Un travail, une contrainte…
Le problème de ce type d’expériences est sa limite intrinsèque : si un animal peut travailler volontairement pour une récompense, il faut que l’expérience ne soit ni douloureuse ni traumatisante psychologiquement pour que la récompense puisse être à la hauteur. Or, comment des rongeurs se soumettraient volontairement au test de Draize ? Ou aux expériences de nages forcées ? Ou encore aux expériences de stress face à des congénères agressifs et dominants, sans issue possible ? Quelle que soit la récompense, une fois vécue, l’expérience ne serait être renouvelée par aucun animal.

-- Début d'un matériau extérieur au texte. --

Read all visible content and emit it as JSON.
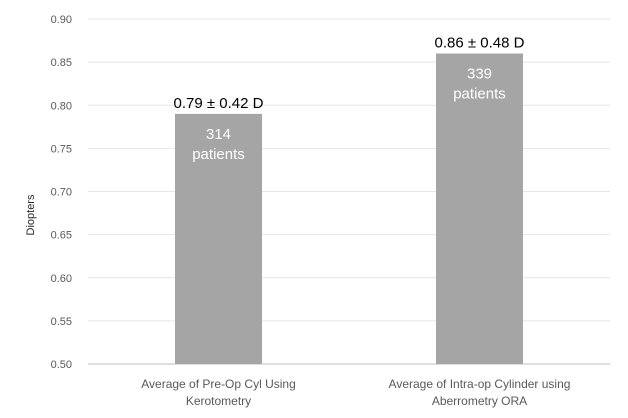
{
  "chart_data": {
    "type": "bar",
    "categories": [
      [
        "Average of Pre-Op Cyl Using",
        "Kerotometry"
      ],
      [
        "Average of Intra-op Cylinder using",
        "Aberrometry ORA"
      ]
    ],
    "values": [
      0.79,
      0.86
    ],
    "data_labels": [
      "0.79 ± 0.42 D",
      "0.86 ± 0.48 D"
    ],
    "bar_annotations": [
      [
        "314",
        "patients"
      ],
      [
        "339",
        "patients"
      ]
    ],
    "ylabel": "Diopters",
    "ylim": [
      0.5,
      0.9
    ],
    "yticks": [
      "0.50",
      "0.55",
      "0.60",
      "0.65",
      "0.70",
      "0.75",
      "0.80",
      "0.85",
      "0.90"
    ],
    "grid": true,
    "bar_color": "#a5a5a5",
    "grid_color": "#e6e6e6",
    "axis_color": "#bfbfbf"
  }
}
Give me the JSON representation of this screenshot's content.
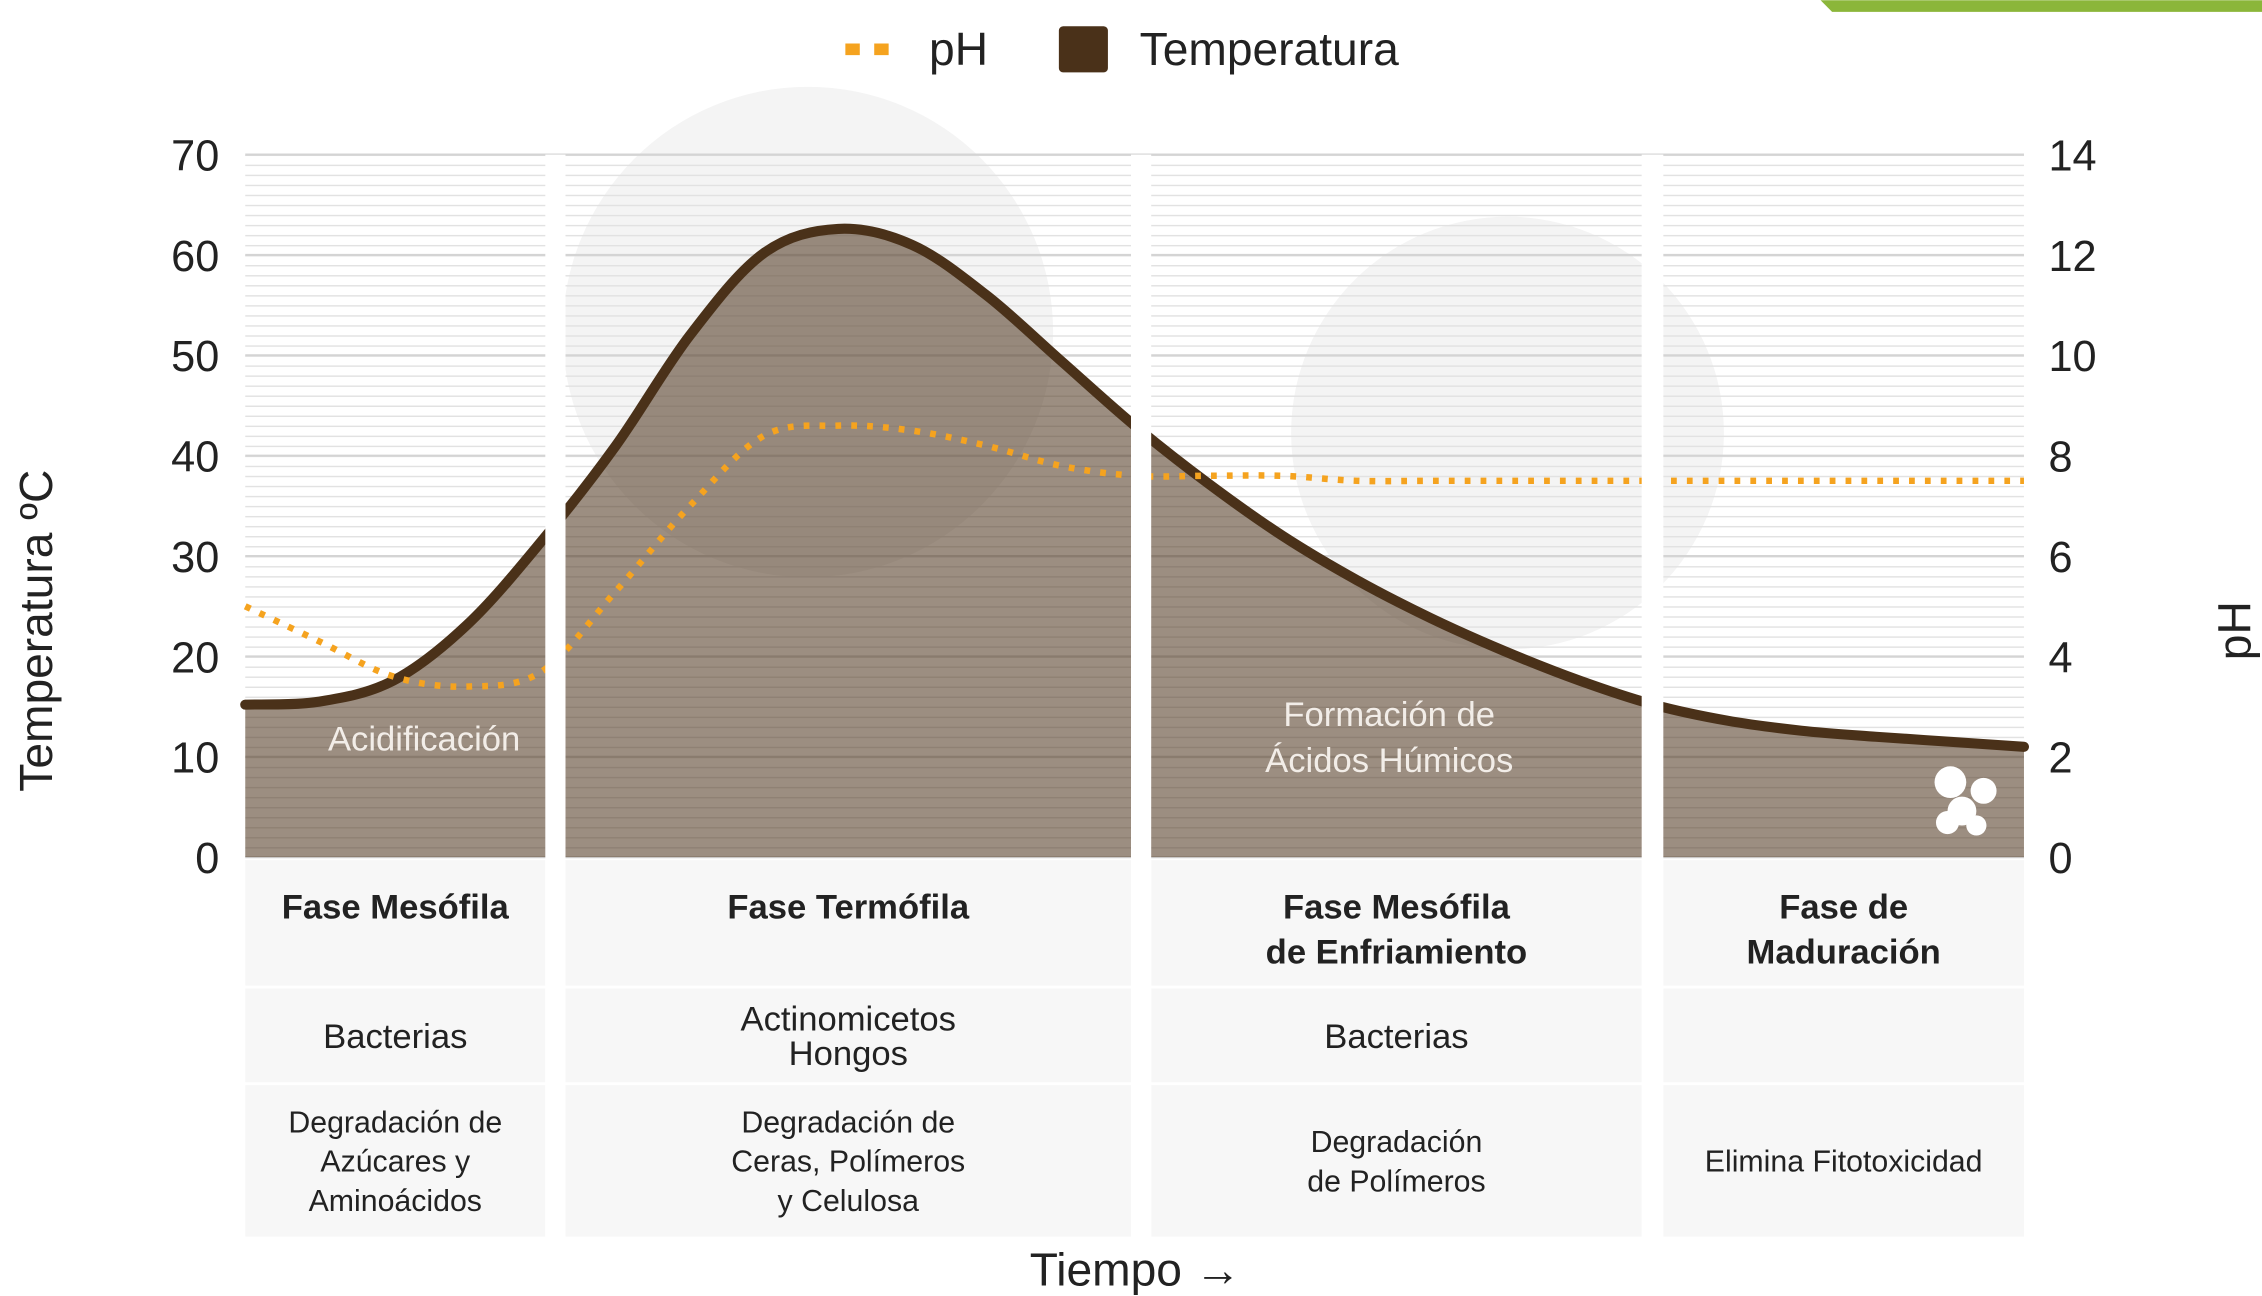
{
  "chart_data": {
    "type": "area_line",
    "legend": "top",
    "categories": [
      null,
      null,
      null,
      null,
      null,
      null,
      null,
      null,
      null,
      null,
      null,
      null,
      null,
      null,
      null,
      null,
      null,
      null,
      null,
      null,
      null,
      null,
      null,
      null,
      null
    ],
    "series": [
      {
        "name": "Temperatura",
        "color": "#4a3119",
        "values": [
          15.2,
          15.5,
          17.6,
          23.2,
          31.5,
          41,
          52,
          60.2,
          62.6,
          61,
          56,
          49.5,
          43,
          37.2,
          32,
          27.6,
          23.8,
          20.5,
          17.6,
          15.2,
          13.6,
          12.6,
          12,
          11.5,
          11
        ]
      },
      {
        "name": "pH",
        "color": "#f5a31f",
        "axis": "y2",
        "values": [
          5.0,
          4.3,
          3.6,
          3.4,
          3.7,
          5.3,
          7.0,
          8.4,
          8.6,
          8.5,
          8.2,
          7.8,
          7.6,
          7.6,
          7.6,
          7.5,
          7.5,
          7.5,
          7.5,
          7.5,
          7.5,
          7.5,
          7.5,
          7.5,
          7.5
        ]
      }
    ],
    "ylim": [
      0,
      70
    ],
    "yticks": [
      0,
      10,
      20,
      30,
      40,
      50,
      60,
      70
    ],
    "y2lim": [
      0,
      14
    ],
    "y2ticks": [
      0,
      2,
      4,
      6,
      8,
      10,
      12,
      14
    ],
    "ylabel": "Temperatura ºC",
    "y2label": "pH",
    "xlabel": "Tiempo →",
    "grid": true,
    "annotations": [
      {
        "lines": [
          "Acidificación"
        ]
      },
      {
        "lines": [
          "Formación de",
          "Ácidos Húmicos"
        ]
      }
    ]
  },
  "table": {
    "columns": [
      {
        "phase": [
          "Fase Mesófila"
        ],
        "organisms": [
          "Bacterias"
        ],
        "process": [
          "Degradación de",
          "Azúcares y",
          "Aminoácidos"
        ]
      },
      {
        "phase": [
          "Fase Termófila"
        ],
        "organisms": [
          "Actinomicetos",
          "Hongos"
        ],
        "process": [
          "Degradación de",
          "Ceras, Polímeros",
          "y Celulosa"
        ]
      },
      {
        "phase": [
          "Fase Mesófila",
          "de Enfriamiento"
        ],
        "organisms": [
          "Bacterias"
        ],
        "process": [
          "Degradación",
          "de Polímeros"
        ]
      },
      {
        "phase": [
          "Fase de",
          "Maduración"
        ],
        "organisms": null,
        "process": [
          "Elimina Fitotoxicidad"
        ]
      }
    ]
  }
}
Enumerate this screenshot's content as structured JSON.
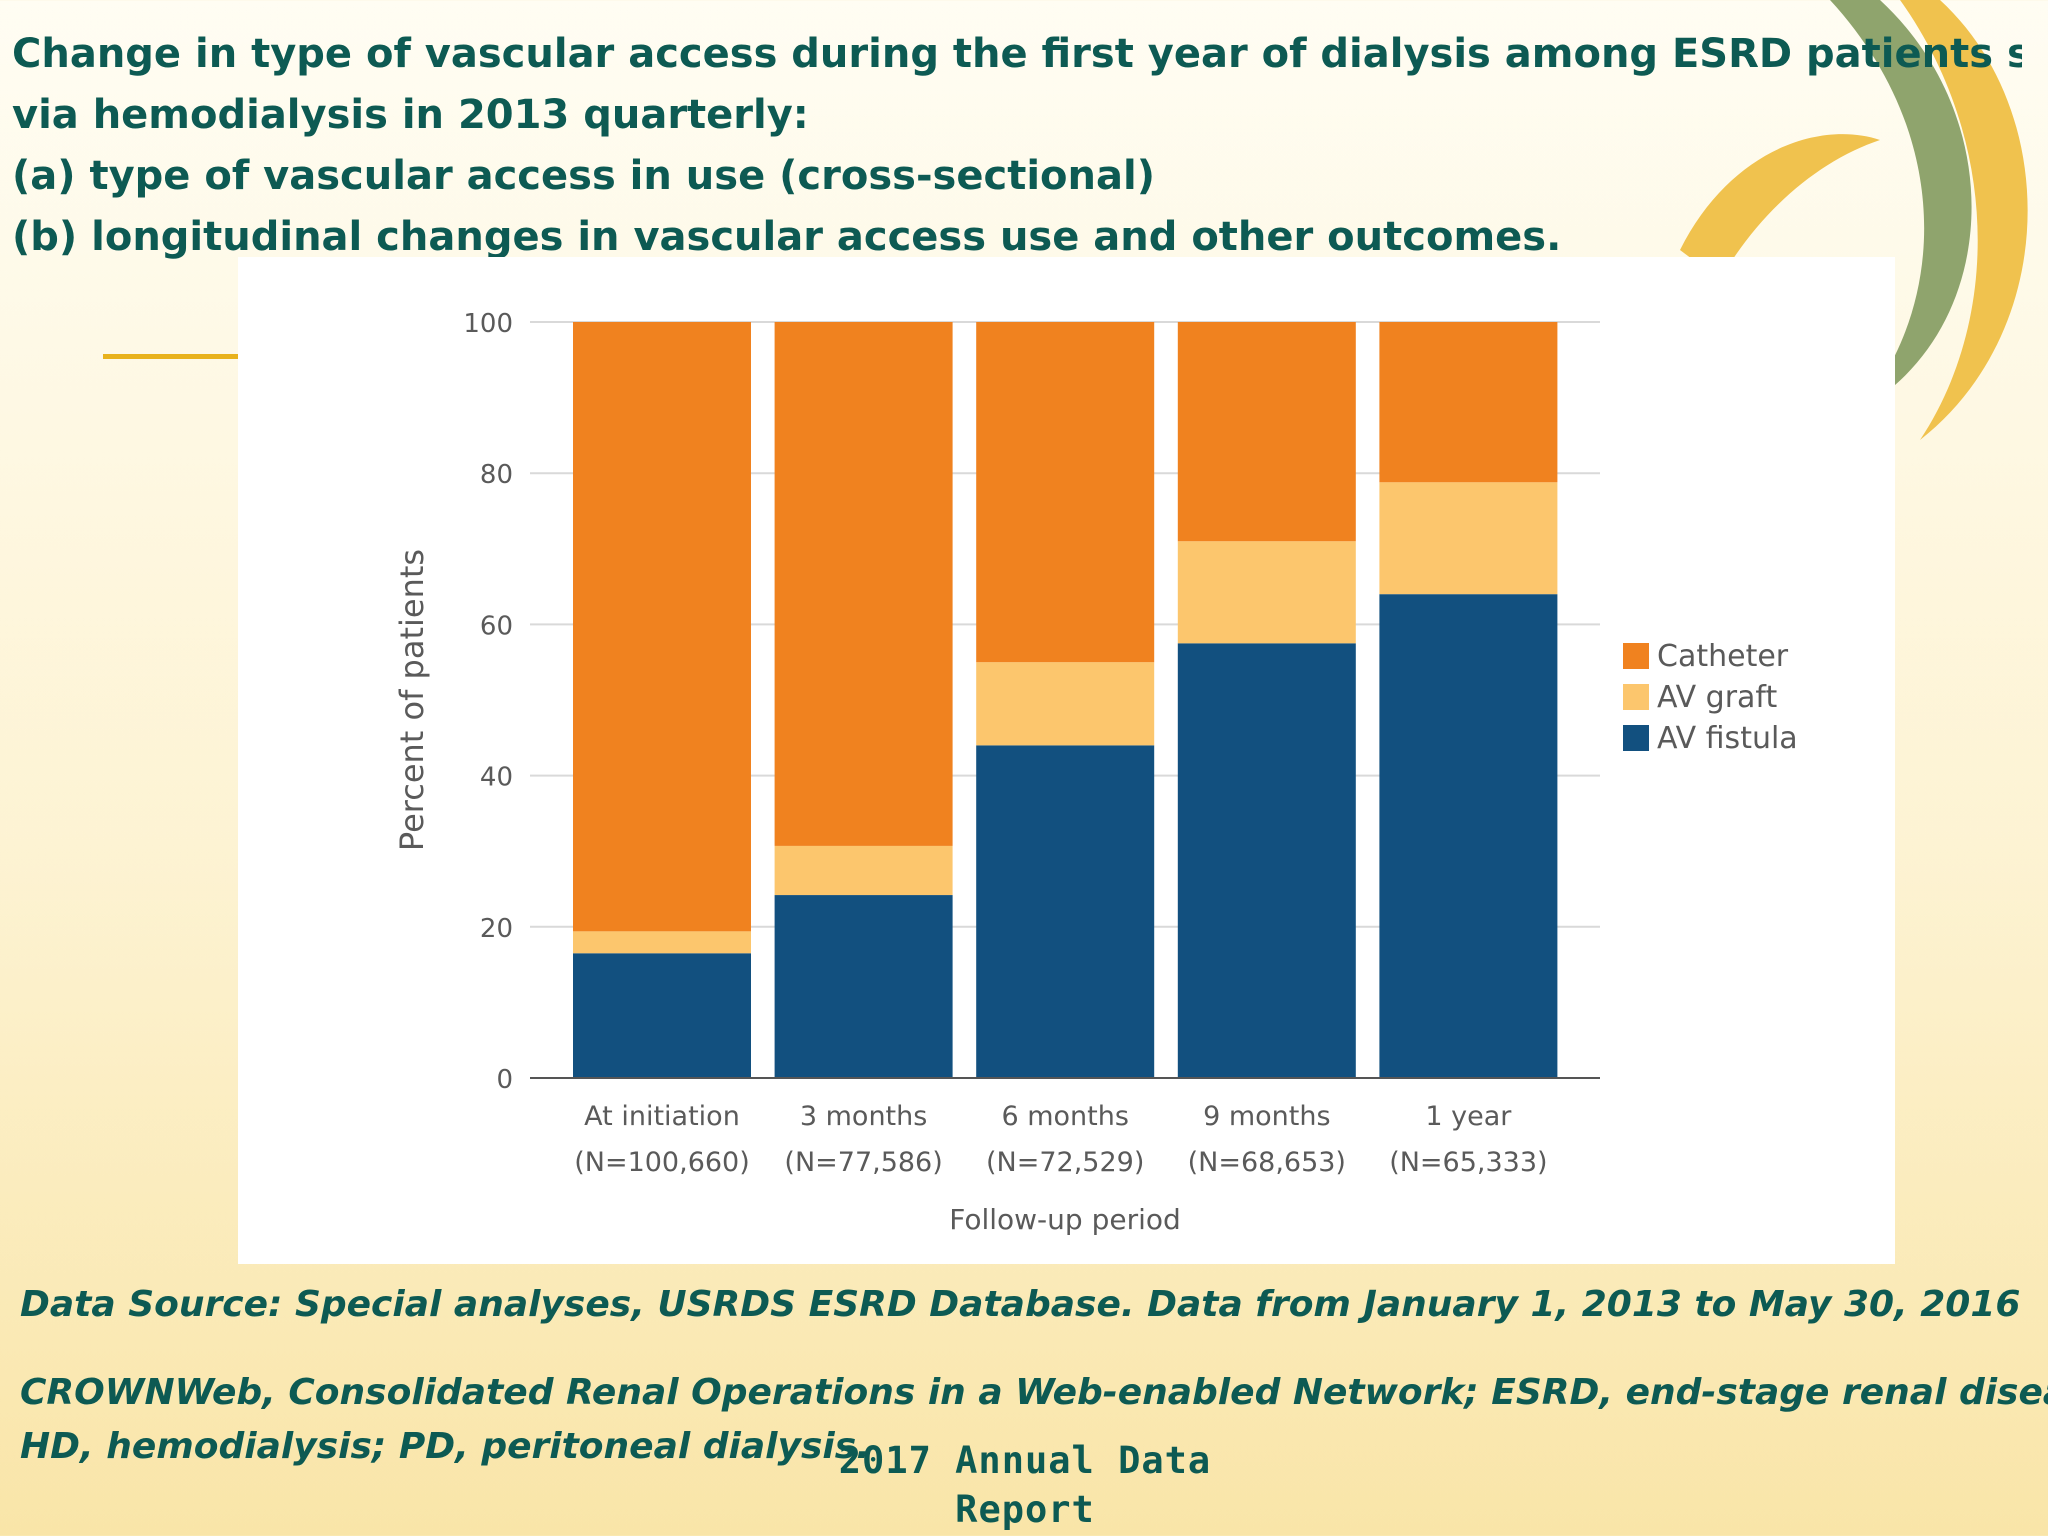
{
  "slide": {
    "title_lines": [
      "Change in type of vascular access during the first year of dialysis among ESRD patients starting",
      "via hemodialysis in 2013 quarterly:",
      "(a) type of vascular access in use (cross-sectional)",
      "(b) longitudinal changes in vascular access use and other outcomes."
    ],
    "source": "Data Source: Special analyses, USRDS ESRD Database. Data from January 1, 2013 to May 30, 2016",
    "abbreviation_lines": [
      "CROWNWeb, Consolidated Renal Operations in a Web-enabled Network; ESRD, end-stage renal disease;",
      "HD, hemodialysis; PD, peritoneal dialysis."
    ],
    "report_lines": [
      "2017 Annual Data",
      "Report"
    ],
    "colors": {
      "title_text": "#0d5a53",
      "background": "#fdf3d3",
      "deco_green": "#8fa46d",
      "deco_gold": "#f0c24e"
    }
  },
  "chart_data": {
    "type": "bar",
    "stacked": true,
    "title": "",
    "xlabel": "Follow-up period",
    "ylabel": "Percent of patients",
    "ylim": [
      0,
      100
    ],
    "yticks": [
      0,
      20,
      40,
      60,
      80,
      100
    ],
    "grid": true,
    "legend_position": "right",
    "categories": [
      [
        "At initiation",
        "(N=100,660)"
      ],
      [
        "3 months",
        "(N=77,586)"
      ],
      [
        "6 months",
        "(N=72,529)"
      ],
      [
        "9 months",
        "(N=68,653)"
      ],
      [
        "1 year",
        "(N=65,333)"
      ]
    ],
    "series": [
      {
        "name": "AV fistula",
        "color": "#12507f",
        "values": [
          16.5,
          24.2,
          44.0,
          57.5,
          64.0
        ]
      },
      {
        "name": "AV graft",
        "color": "#fcc66d",
        "values": [
          2.9,
          6.5,
          11.0,
          13.5,
          14.8
        ]
      },
      {
        "name": "Catheter",
        "color": "#f0821f",
        "values": [
          80.6,
          69.3,
          45.0,
          29.0,
          21.2
        ]
      }
    ],
    "legend_order": [
      "Catheter",
      "AV graft",
      "AV fistula"
    ]
  }
}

Ceci m’a permis de conclure que l’approche par le travail des animaux et leur consentement, souvent utilisé par les expérimentophiles, s’avère finalement être un contre-argument : loin de prouver que les animaux y trouveraient leur compte – comme ce pourrait être le cas des chevaux dans un centre équestre ou même de poules élevées à l’air libre dans des conditions optimales ; cet argument prouve que très peu de situations permettraient de facto son application et qu’aucune récompense ne compenserait la souffrance, le stress et la privation de liberté inhérentes aux expériences. C’est pourquoi l’immense majorité des expériences ont lieu sous la contrainte, et que si l’animal ne s’y soumet pas, un choc électrique le remet en place. Vous parleriez de travail vous, si vous receviez plusieurs chocs électriques par jour, ou bien vous parleriez de sévices ? C’est peut-être en ces termes qu’il faut penser la question du travail dans l’expérimentation animale. Et se méfier des termes qu’on nous livre pour décrire cette réalité.